6. When loading groceries, this is how I protect the kids from being taken: Hold the baby at all times while loading the groceries. Unlock the van door and load the big kids into their seats, open the back of the van to load groceries. LOCK the van while I’m loading the groceries. I have the keys in MY hand like an upside down V, ready to punch anyone straight in the eyes that comes at me. Close the back. Get into the van with the baby, lock again. Climb to the back to buckle up the baby, all while safe inside the locked van. This may sound extreme, but its such a chaotic time that predators are looking for frazzled and distracted moms. There is no way something can steal your vehicle without your keys or access to the front.
7. If I have my older children with me during an outing, we all hold hands. If I have a shopping cart, they know to hold onto the cart the entire time. No one runs off.
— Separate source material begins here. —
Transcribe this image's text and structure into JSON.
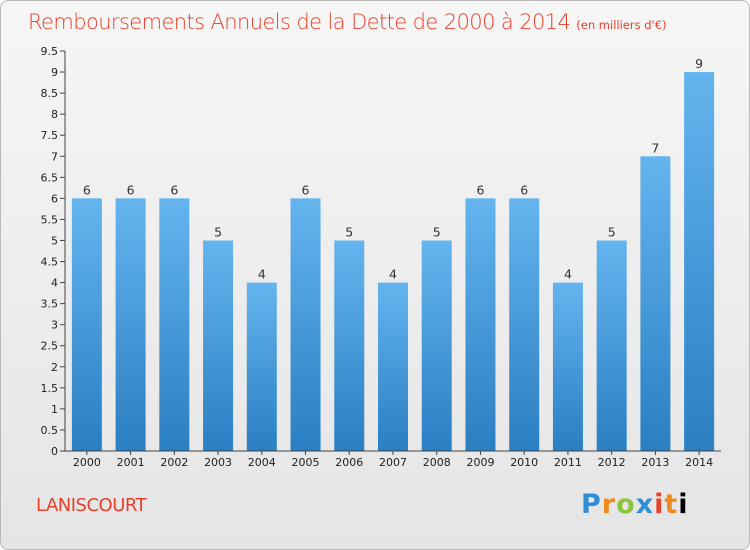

While I am teaching my children safety, I am also teaching them grace, kindness, respect and love for all people. Many of you after reading this may feel that I am a drill sergeant, or that my children don’t have much freedom. That’s far from my parenting style.
Unfortunately in this world we live in there are bad people who target women and children. It’s my job as a mother to be informed, and to live an informed life. What does that mean? Well, if you are informed, it’s your job to act like it. While we, as parents, have many duties and responsibilities, our number one priority is to protect our children from harm. Physical, Sexual, Mental, Verbal. All of it.
I am also teaching them a lot about grace. I tell them to give people the benefit of the doubt. I remind them what it’s like to make a bad choice after having a difficult day. These things are different from someone directly trying to harm you. I am teaching them the difference. I am showing them the line between blatant choices to harm, and inadvertently causing hurt feelings or strife.
People can be forgiven for poor choices or actions, but as for my children’s safety – I’ll kick your ass before you harm my babies!